I take a big hit in queries

Demand = Roughly the volume of requests that all the NTP clients in the zone generate. Or similar definitions. Thing is, how much “traffic” does the zone generate, in whatever unit is relevant to you: Packets per second, bits/second, GB/month, …

Your server has a certain netspeed. So do all others in the same zone. Add up all those netspeeds. Then calculate what percentage your netspeed is of the overall sum of netspeeds. That is the second permyriad (see below for permyriad vs. percent).

By definition, the baseline here is 100%, or 10000 permyriads. I.e., the sum of all netspeeds of the servers in a specific zone is considered 100%. And each server will then have a fraction thereof, e.g., 13% for each of NTPman’s servers. Or the respecitive permyriad fraction out of the total of 10000 permyriads (it’s just a factor of 100 between the two).

As there are zones with many servers, the unit is not percent, because the percent value might be too small/have too many zeros after the decimal point for those countries, and/or for small netspeed values. Thus, permyriad was chosen. E.g., your IPv4 server currently has 4.813 ‱, which would be 0.04813%. The other way round, in zones with fewer servers, you get bigger permyriad values, because the 100% is divided among fewer servers. I.e., each server gets a larger share of the 100%.
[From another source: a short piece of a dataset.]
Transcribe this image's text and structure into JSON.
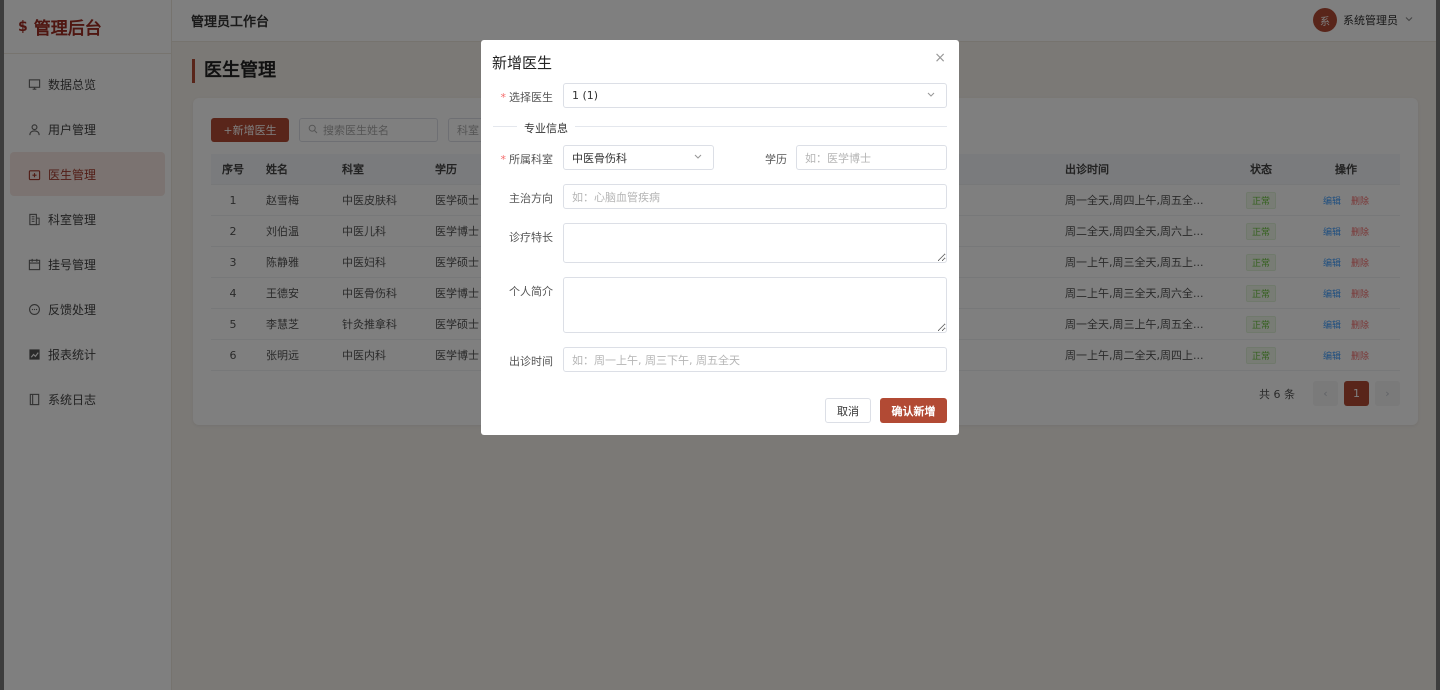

Similar with the DNS queries. Assume the pool got 100,000 DNS queries from Belgium in the last three days (not a realistic number, but for illustration). Then the first permyriad means that that specific server has been getting about 13% of those 100,000 DNS queries, or about 13,000 queries. And yours has gotten 0.54405 % in roughly the same timeframe, or 54.405 ‱.

We do not know what normal numbers are. There is no baseline. Germany has e.g. 600 servers, Belgium 29.

Sure we see numbers, but they mean nothing.

Do you have any idea what you are trying to say?

Nobody knows the the size of a country, the number of requests…bla bla bla.

A better number would be: Req’s PER server regardless of a country. That would instantly show if a server is DDOS’ed or not.

Then a second number should be, traffic-setting….so you can see if 512Kbit or 3GB means a lot.

We need to know how much a server is getting requests…all the rest is (sorry) rubbish.

Again, I do not understand any of the meaning of current numbers, they do NOT show requests per server….or anything usefull. @ask can you please fix this mistake?

Sorry to hear that. Currently don’t understand what you don’t understand. E.g., what “baseline” you are looking for.

Generally, there are two things:

  • What the permyriad values “mean”, i.e., plainly just how they are defined. Not much to “understand”, just accept the definition.
  • How that relates to load on an individual server within a zone.

And for various reasons, the second item is not as straight-forward, or simple, as many of us would like it to be, so we have to make do with what we have.

Yes, at least I believe so.

Sure. But

a) because of how the pool currently operates, that number is specific to each country, whether one likes it or not, and

b) while there’s been calls to actually make the pool aware of how many requests each server gets, there is no clear solution how that could realistically be achieved anytime soon with the available resources and given various other constraints and open questions.

Sure, that has been discussed before, that the setting should be an absolute one. But there’s various challenges in the way of doing that, and its non-trivial, and thus again no realistic perspective to get something like this implemented anytime soon.

Sure, but it is all we factually have right now, and for the foreseeable future, whether we like it or not. So we have to make do with what we have.

I think that is because you want them to mean what you would find useful, and that is just not what they mean, for various reasons. They have a somewhat clear definition, and that is what they mean, and whether you find that useful to you is another matter.

I think what Bas’s issue is, is that the current stats are relative to an unknown. Where as absolute values might be more useful to size your server. It is sort of annoying to have to do a tcpdump to figure out what your requests/s is?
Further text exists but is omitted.